Samarinda, Kaltimedia.com — Gubernur Kalimantan Timur, Rudy Mas’ud, akhirnya menyampaikan permohonan maaf secara terbuka menyusul polemik yang memicu perhatian publik dalam beberapa hari terakhir.
Pernyataan tersebut disampaikan melalui video di akun Instagram pribadinya pada Senin (27/4/2026). Dalam video itu, Rudy mengaku mengikuti langsung berbagai respons, kritik, dan sorotan masyarakat terhadap kebijakan yang ia ambil.
Ia menegaskan bahwa kritik merupakan bagian penting dalam sistem demokrasi, sekaligus bentuk kepedulian masyarakat terhadap jalannya pemerintahan.
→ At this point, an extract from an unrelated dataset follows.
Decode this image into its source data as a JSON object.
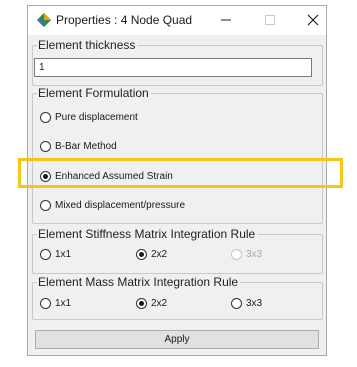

Menurutnya, sorotan publik, termasuk terkait penggunaan fasilitas dan kebijakan pemerintah daerah, tidak dipandang sebagai hal negatif, melainkan masukan yang perlu ditindaklanjuti.
Rudy juga mengakui telah melakukan evaluasi terhadap sikap dan pendekatan komunikasinya selama ini. Ia menyadari terdapat kekurangan yang perlu diperbaiki.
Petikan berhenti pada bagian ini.